Hard to see how the situation resolves itself without some kind of significant step-change event, which is fairly worrying! Perhaps I'm just feeling pessimistic today, but your figures back up what I've suspected for a while. This level of personal taxation (and it's even higher here in the UK) is just crippling to the aspiring middle classes.
art school dropout
August 12, 2012
Joshua,
On top of domestic issues that the younger generation in particular now face, what are your
thoughts on the effects of globalization? There has been a sharp rise in the number of people with graduate level degrees in Asian countries. Premium brands like BMW have set up plants in China solely to service that market. South Korea has the fastest internet connections. The playing field has begun to level out.
Joshua Kennon
August 22, 2012
Replying to art school dropout
If globalization results in per capita income stabilizing within a relatively small equilibrium range where a talented doctor in, say, the United States is paid the same as a talented doctor in, say, Uganda, then political power and economic influence of each nation will most likely be directly proportional to the population of the country relative to global population.

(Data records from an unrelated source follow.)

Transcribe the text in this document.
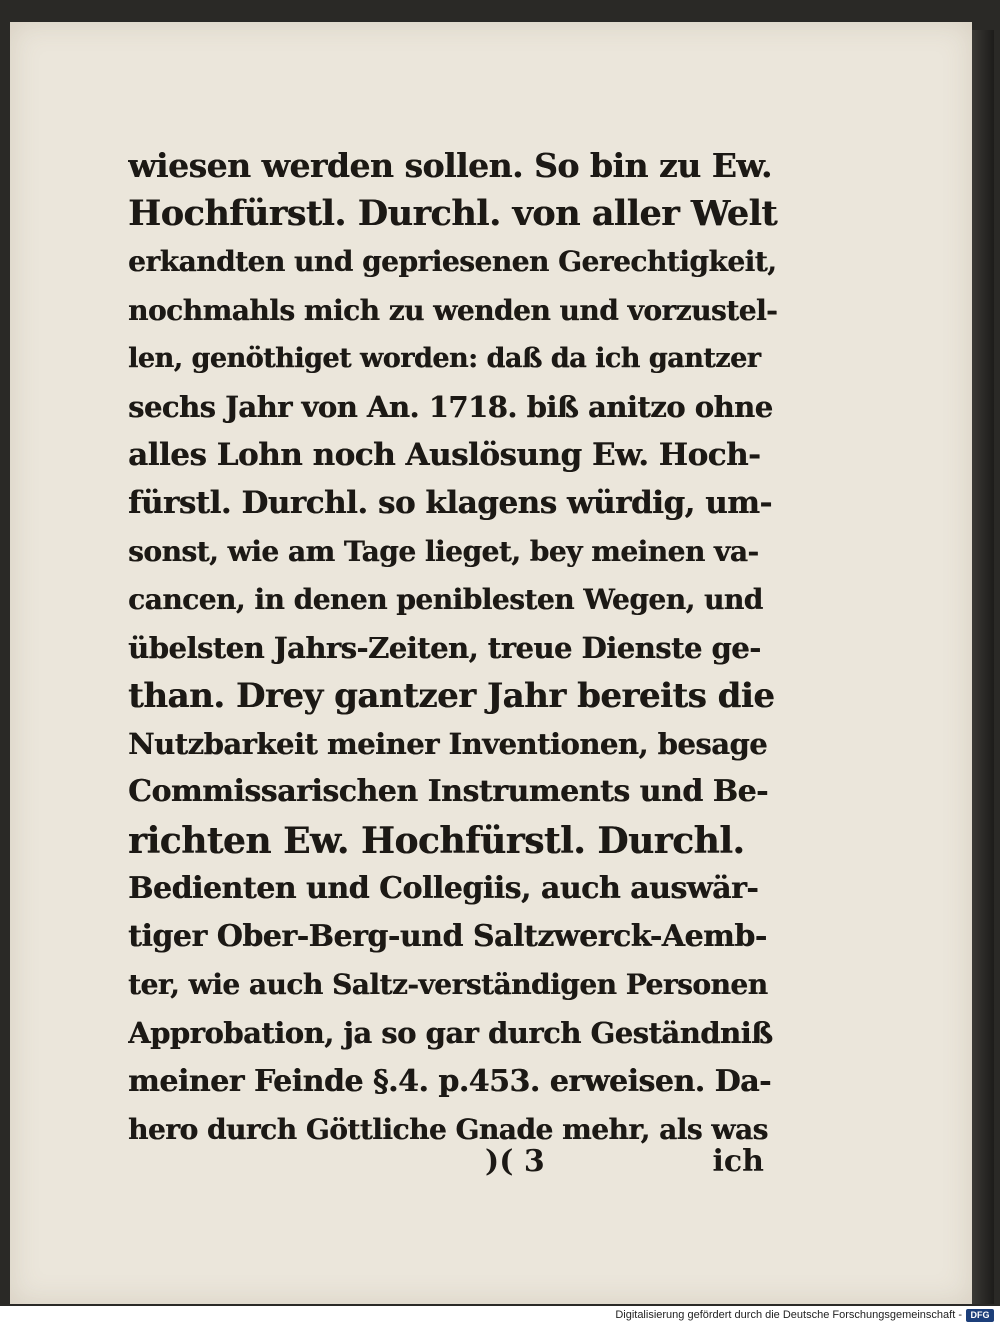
wiesen werden sollen. So bin zu Ew.
Hochfürstl. Durchl. von aller Welt
erkandten und gepriesenen Gerechtigkeit,
nochmahls mich zu wenden und vorzustel-
len, genöthiget worden: daß da ich gantzer
sechs Jahr von An. 1718. biß anitzo ohne
alles Lohn noch Auslösung Ew. Hoch-
fürstl. Durchl. so klagens würdig, um-
sonst, wie am Tage lieget, bey meinen va-
cancen, in denen peniblesten Wegen, und
übelsten Jahrs-Zeiten, treue Dienste ge-
than. Drey gantzer Jahr bereits die
Nutzbarkeit meiner Inventionen, besage
Commissarischen Instruments und Be-
richten Ew. Hochfürstl. Durchl.
Bedienten und Collegiis, auch auswär-
tiger Ober-Berg-und Saltzwerck-Aemb-
ter, wie auch Saltz-verständigen Personen
Approbation, ja so gar durch Geständniß
meiner Feinde §.4. p.453. erweisen. Da-
hero durch Göttliche Gnade mehr, als was
)( 3	ich
Digitalisierung gefördert durch die Deutsche Forschungsgemeinschaft - DFG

For the United States, with only 5% of the world's people, this would be a massive adjustment. We wouldn't be nearly as important. There might be exceptions - if the world uses oil, he who controls the oil reserves maintains power - but the general concept still holds.
I think the major change is that it is going to make it easier for those with talent to earn massive, outsized rewards due to scalability - great artists, musicians, athletes, business people, and inventors - while utterly destroying the labor market for low-skill work, which will result in depressed wages for the lesser-educated. At that point, you have the potential for massive social upheaval, which could be staved off by transfer payments (read: welfare), but the upper educated won't tolerate that for any sustained period of time, especially if they believe they are being punished for their hard work and success.
How we navigate that? Your guess is as good as mine. It will be interesting, that is certain.